Filip Đuričić (SC Heerenveen) - polskiego Beckhama, nowego Maradonę, białego Pelego - to wszystko już mieliśmy, dlatego pseudonim "serbski Kaka" nie robi na nas absolutnie żadnego wrażenia. To, co je robi to fakt, jak wiele spoczywa na barkach zawodnika, który ma na karku dopiero dwadzieścia wiosen. Jego wizja gry sprawia, że Heerenveen zyskuje nowe możliwości w ataku, które już niedługo straci. Serb zapowiedział bowiem już w ubiegłym roku, że ten sezon jest jego ostatnim w barwach klubu z Fryzji, a niedawno okazało się, że wybrał już nawet swojego przyszłego pracodawcę. Będzie nim Benfica Lizbona.
Adam Maher (AZ Alkmaar) - To talent naprawdę wyjątkowy, na pierwszy rzut oka widać, jaki ten chłopak ma potencjał - mówi o zawodniku AZ Alkmaar Guus Hiddink. Najbardziej utalentowany zawodnik sezonu 2011/2012 holenderskiej Eredivisie. Możliwość ściągnięcia Mahera sonduje już od jakiegoś czasu PSV, także należy się spodziewać, że na przystanek "Alkmaar" niedługo podjedzie luksusowy autobus, by zabrać urodzonego w Maroko reprezentanta Holandii w znacznie bogatsze rejony futbolowego świata.
Jordy Clasie (Feyenoord Rotterdam) - był serbski Kaka?
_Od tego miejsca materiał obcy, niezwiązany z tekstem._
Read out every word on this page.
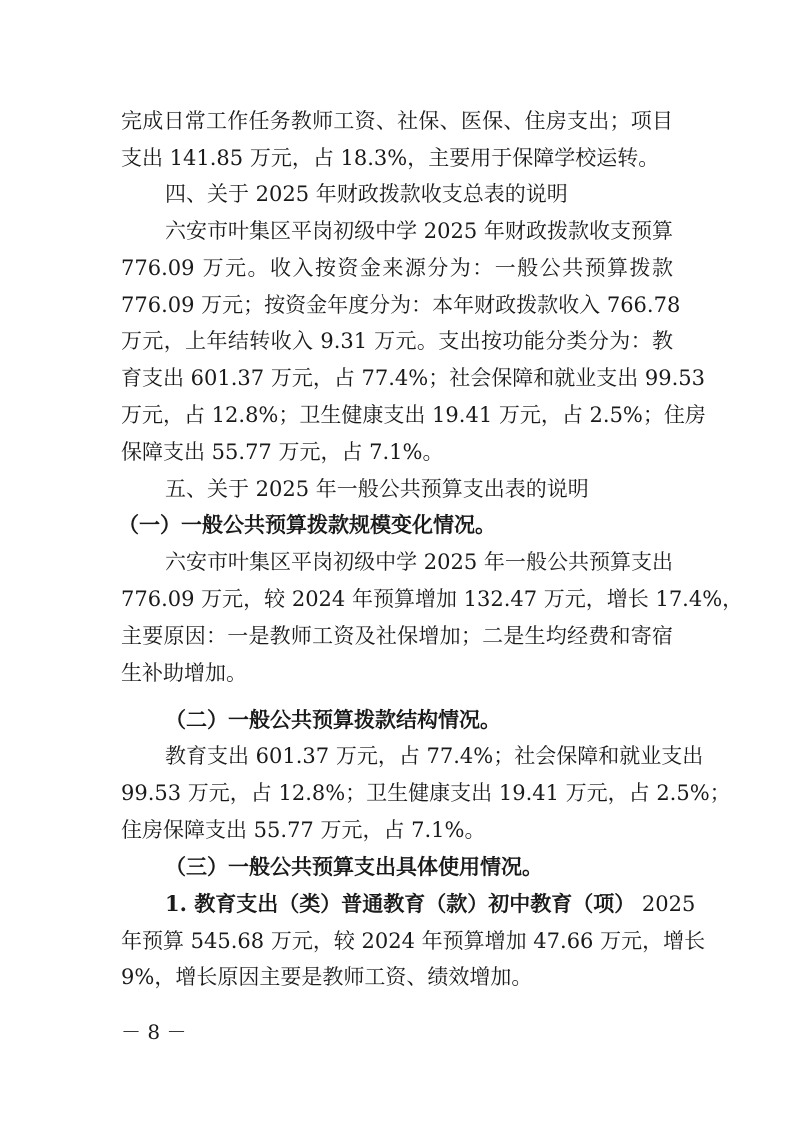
完成日常工作任务教师工资、社保、医保、住房支出；项目
支出 141.85 万元，占 18.3%，主要用于保障学校运转。
四、关于 2025 年财政拨款收支总表的说明
六安市叶集区平岗初级中学 2025 年财政拨款收支预算
776.09 万元。收入按资金来源分为：一般公共预算拨款
776.09 万元；按资金年度分为：本年财政拨款收入 766.78
万元，上年结转收入 9.31 万元。支出按功能分类分为：教
育支出 601.37 万元，占 77.4%；社会保障和就业支出 99.53
万元，占 12.8%；卫生健康支出 19.41 万元，占 2.5%；住房
保障支出 55.77 万元，占 7.1%。
五、关于 2025 年一般公共预算支出表的说明
（一）一般公共预算拨款规模变化情况。
六安市叶集区平岗初级中学 2025 年一般公共预算支出
776.09 万元，较 2024 年预算增加 132.47 万元，增长 17.4%，
主要原因：一是教师工资及社保增加；二是生均经费和寄宿
生补助增加。
（二）一般公共预算拨款结构情况。
教育支出 601.37 万元，占 77.4%；社会保障和就业支出
99.53 万元，占 12.8%；卫生健康支出 19.41 万元，占 2.5%；
住房保障支出 55.77 万元，占 7.1%。
（三）一般公共预算支出具体使用情况。
1. 教育支出（类）普通教育（款）初中教育（项） 2025
年预算 545.68 万元，较 2024 年预算增加 47.66 万元，增长
9%，增长原因主要是教师工资、绩效增加。
－ 8 －
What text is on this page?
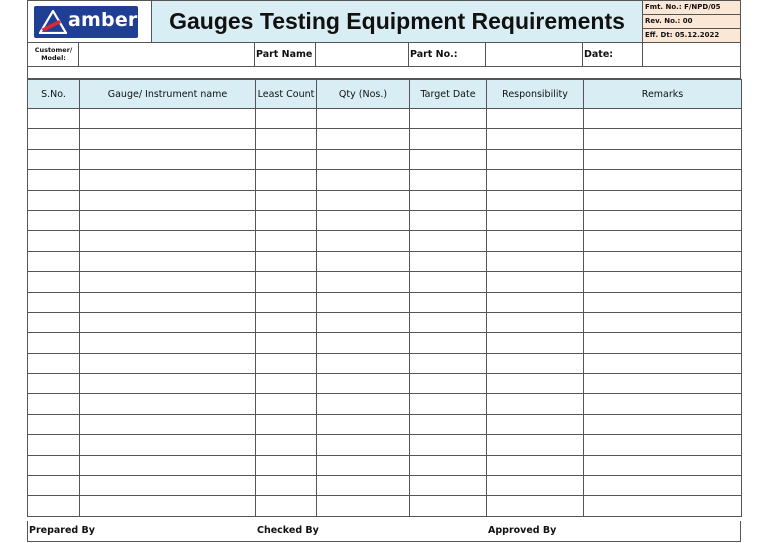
amber	Gauges Testing Equipment Requirements
Fmt. No.: F/NPD/05
Rev. No.: 00
Eff. Dt: 05.12.2022
Customer/
Model:	Part Name	Part No.:	Date:
S.No.	Gauge/ Instrument name	Least Count	Qty (Nos.)	Target Date	Responsibility	Remarks

Prepared By	Checked By	Approved By
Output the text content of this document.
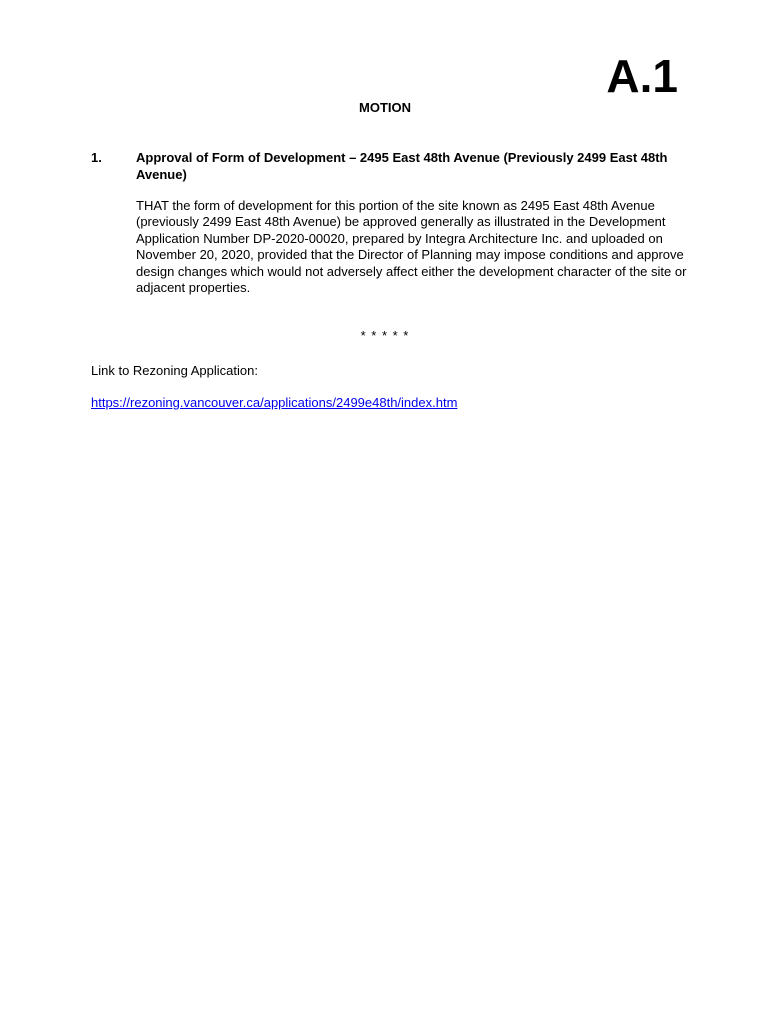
A.1
MOTION
1.	Approval of Form of Development – 2495 East 48th Avenue (Previously 2499 East 48th Avenue)
THAT the form of development for this portion of the site known as 2495 East 48th Avenue (previously 2499 East 48th Avenue) be approved generally as illustrated in the Development Application Number DP-2020-00020, prepared by Integra Architecture Inc. and uploaded on November 20, 2020, provided that the Director of Planning may impose conditions and approve design changes which would not adversely affect either the development character of the site or adjacent properties.
* * * * *
Link to Rezoning Application:
https://rezoning.vancouver.ca/applications/2499e48th/index.htm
Czas na "Xaviego z De Kuip". O ile filmiki poświęcone kolejnym brazylijskim geniuszom dryblingu traktujemy z przymrużeniem oka (dwie minuty jakichś przekładanek i kilka strzałów w okienko to i my byśmy jakoś skręcili), o tyle kompilacje poświęcone piłkarzowi Feyenoordu robią wrażenie. Nie ze względu na wyszukane sztuczki techniczne, a na inteligencję boiskową, umiejętność antycypacji wydarzeń na placu gry i zaskakującą jak na jego wiek łatwość w przepychaniu znacznie lepiej zbudowanych zawodników. Zobaczcie zresztą sami:
Wilfried Bony (Vitesse Arnhem) - 22 gole w 21 meczach w Eredivisie - liczby jak najbardziej przemawiają za Iworyjczykiem. To zresztą nie pierwszy klub, w którym zachwyca swoją skutecznością, bo już w Sparcie Praga pokazywał, że odpowiednie podejście do wykonywanego zawodu może go zaprowadzić bardzo, bardzo wysoko. Wypożyczony do Vitesse z Chelsea Tomas Kalas mówi wprost - Jeśli tak dalej pójdzie, żadna siła nie będzie w stanie zatrzymać go w Arnhem. Ten człowiek jest stworzony do gry o najwyższe cele. Gdy dodać do tego zainteresowanie właśnie londyńskiego klubu, a także to, że całkiem niedawno bardzo dobrą opinią na Stamford Bridge cieszył się inny Iworyjczyk... Wszystkie elementy układanki zdają się zmierzać ku bardzo oczywistemu rozwiązaniu, czyż nie?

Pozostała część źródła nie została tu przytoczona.